Jeanne Bucher a, dès l’origine de la galerie, su apprécier dans les dessins de sculpteurs la présence d’une forme encore naissante dans son essence et sa magie. Une exposition de sculptures et de dessins d’Henri Laurens s’était tenue dans les petites salles du 9ter du Montparnasse, sous l’Occupation, en juillet 1942. En 1951, Jean-François Jaeger présente les dessins de Chauvin. À l’automne 2005, Véronique Jaeger expose les dessins de Dani Karavan, ainsi que les maquettes préparatoires à la réalisation de la sculpture environnementale d’un kilomètre de long de l’artiste, à Murou au Japon.
A l’occasion de la semaine du dessin à Paris, la galerie a choisi de mettre à l’honneur les Dessins de Sculpteurs, de Dubuffet à Shingu, en passant par Giacometti et Rodin, liés à divers degrés, à l’histoire de la galerie.
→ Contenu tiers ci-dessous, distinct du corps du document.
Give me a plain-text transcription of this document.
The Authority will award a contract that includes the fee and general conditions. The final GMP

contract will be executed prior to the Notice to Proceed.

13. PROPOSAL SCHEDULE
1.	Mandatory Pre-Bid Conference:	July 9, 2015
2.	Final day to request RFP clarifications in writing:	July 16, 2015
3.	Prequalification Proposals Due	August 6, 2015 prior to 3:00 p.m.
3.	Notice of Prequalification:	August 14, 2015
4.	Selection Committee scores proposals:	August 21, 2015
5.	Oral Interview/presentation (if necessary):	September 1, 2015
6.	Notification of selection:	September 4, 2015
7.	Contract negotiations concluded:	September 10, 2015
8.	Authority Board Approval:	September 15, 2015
Le dessin Bruno Lisant de Giacometti est une œuvre datant de l’époque à laquelle Jeanne Bucher l’a exposé, en 1929. La Fortune (Circa 1906) de Rodin correspond à la période durant laquelle Pierre Bucher, frère de Jeanne, a organisé, pour la Société des Amis des Arts de Strasbourg, l’exposition française de 1907 où sont exposés, entre autres, Rodin, Besnard et Cottet.
L’exposition entre en totale résonance avec une actualité importante en 2018 pour plusieurs de ces artistes, comme Dani Karavan, Jean-Paul Philippe, Susumu Shingu et Paul Wallach.
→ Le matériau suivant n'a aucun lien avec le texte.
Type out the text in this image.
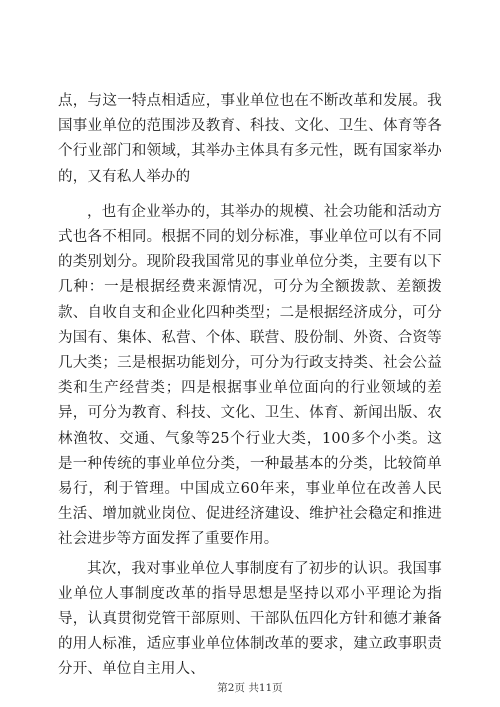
点，与这一特点相适应，事业单位也在不断改革和发展。我国事业单位的范围涉及教育、科技、文化、卫生、体育等各个行业部门和领域，其举办主体具有多元性，既有国家举办的，又有私人举办的

，也有企业举办的，其举办的规模、社会功能和活动方式也各不相同。根据不同的划分标准，事业单位可以有不同的类别划分。现阶段我国常见的事业单位分类，主要有以下几种：一是根据经费来源情况，可分为全额拨款、差额拨款、自收自支和企业化四种类型；二是根据经济成分，可分为国有、集体、私营、个体、联营、股份制、外资、合资等几大类；三是根据功能划分，可分为行政支持类、社会公益类和生产经营类；四是根据事业单位面向的行业领域的差异，可分为教育、科技、文化、卫生、体育、新闻出版、农林渔牧、交通、气象等25个行业大类，100多个小类。这是一种传统的事业单位分类，一种最基本的分类，比较简单易行，利于管理。中国成立60年来，事业单位在改善人民生活、增加就业岗位、促进经济建设、维护社会稳定和推进社会进步等方面发挥了重要作用。

其次，我对事业单位人事制度有了初步的认识。我国事业单位人事制度改革的指导思想是坚持以邓小平理论为指导，认真贯彻党管干部原则、干部队伍四化方针和德才兼备的用人标准，适应事业单位体制改革的要求，建立政事职责分开、单位自主用人、

第2页 共11页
Interpellés par la ligne et le volume, le contour et la densité, le linéaire et le plastique, tout autant que le plein et le vide, les sculpteurs s’attellent au dessin à la recherche de l’expression des volumes et des idées, couchés sur la feuille par des ombres et des lumières, selon des techniques propres à chacun. L’exercice du crayon chez Giacometti ne serait-il pas le moyen nécessaire, permanent, pour lui de « voir », et le blanc de la feuille le lieu le plus immédiat, le plus inquiet aussi, d’une tentative « sans fin » car toujours recommencée pour capter dans l’espace et dans la lumière, la présence vivante, fuyante, de l’être ou de l’objet qui lui fait face ?
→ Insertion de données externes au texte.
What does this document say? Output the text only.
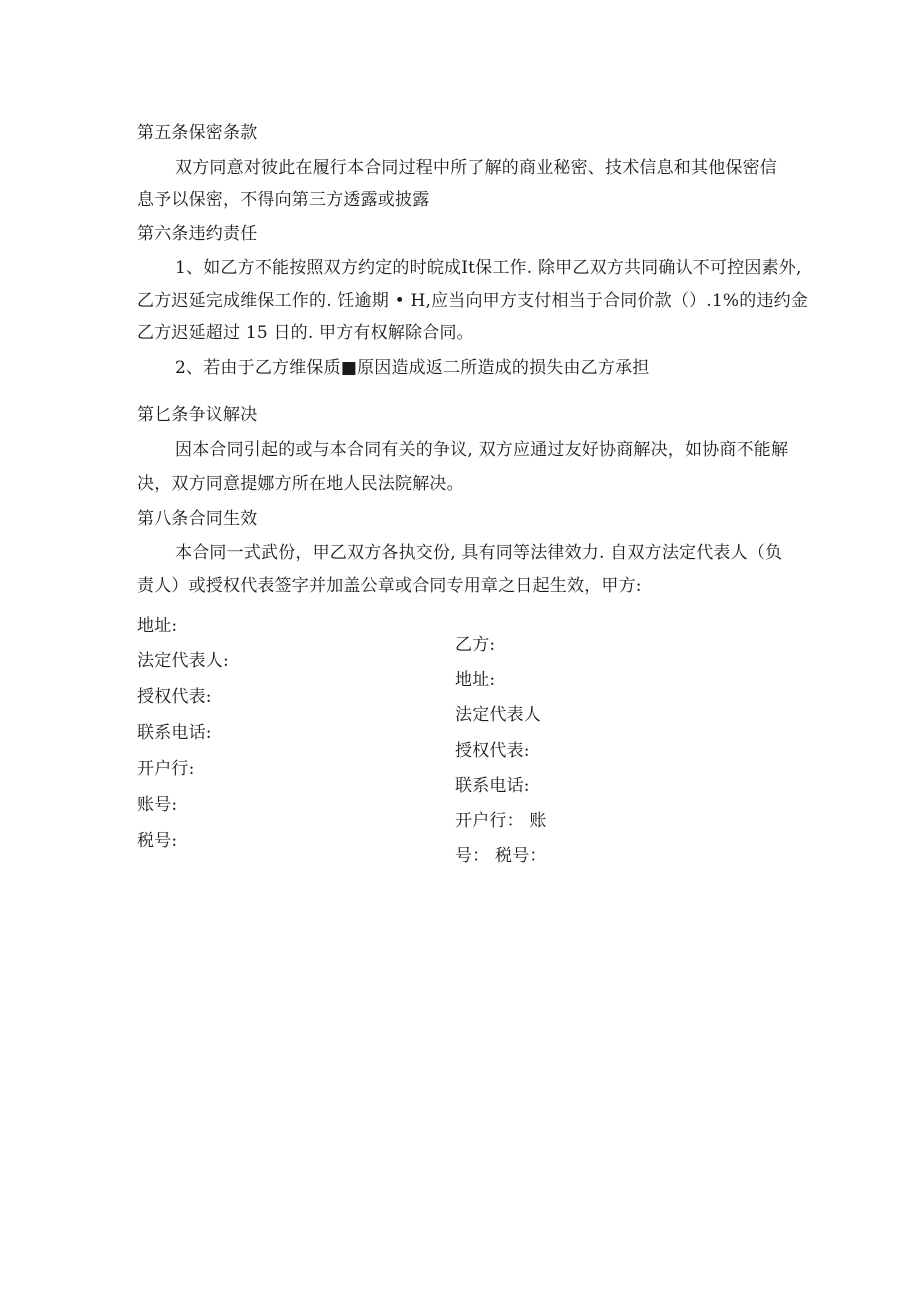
第五条保密条款
双方同意对彼此在履行本合同过程中所了解的商业秘密、技术信息和其他保密信
息予以保密，不得向第三方透露或披露
第六条违约责任
1、如乙方不能按照双方约定的时皖成It保工作. 除甲乙双方共同确认不可控因素外,
乙方迟延完成维保工作的. 饪逾期 • H,应当向甲方支付相当于合同价款（）.1%的违约金
乙方迟延超过 15 日的. 甲方有权解除合同。
2、若由于乙方维保质■原因造成返二所造成的损失由乙方承担
第匕条争议解决
因本合同引起的或与本合同有关的争议, 双方应通过友好协商解决，如协商不能解
决，双方同意提娜方所在地人民法院解决。
第八条合同生效
本合同一式武份，甲乙双方各执交份, 具有同等法律效力. 自双方法定代表人（负
责人）或授权代表签字并加盖公章或合同专用章之日起生效，甲方:
地址:
法定代表人:
授权代表:
联系电话:
开户行:
账号:
税号:
乙方:
地址:
法定代表人
授权代表:
联系电话:
开户行： 账
号： 税号：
Que le dessin soit pour le sculpteur l’esquisse d’une œuvre à venir, ou qu’il soit une entité à part entière, l’âme du créateur y est éminemment incarnée, sans recours à des reliefs ou des moulages. Cette exposition de dessins de sculpteurs tend à signifier l’évidence entre la feuille de papier et l’œuvre aboutie, mettant en avant, dans une épreuve d’une exigence absolue, la tension du volume vers le plan ou l’incarnation d’un dispositif sculptural véhiculant une idée unique et précise.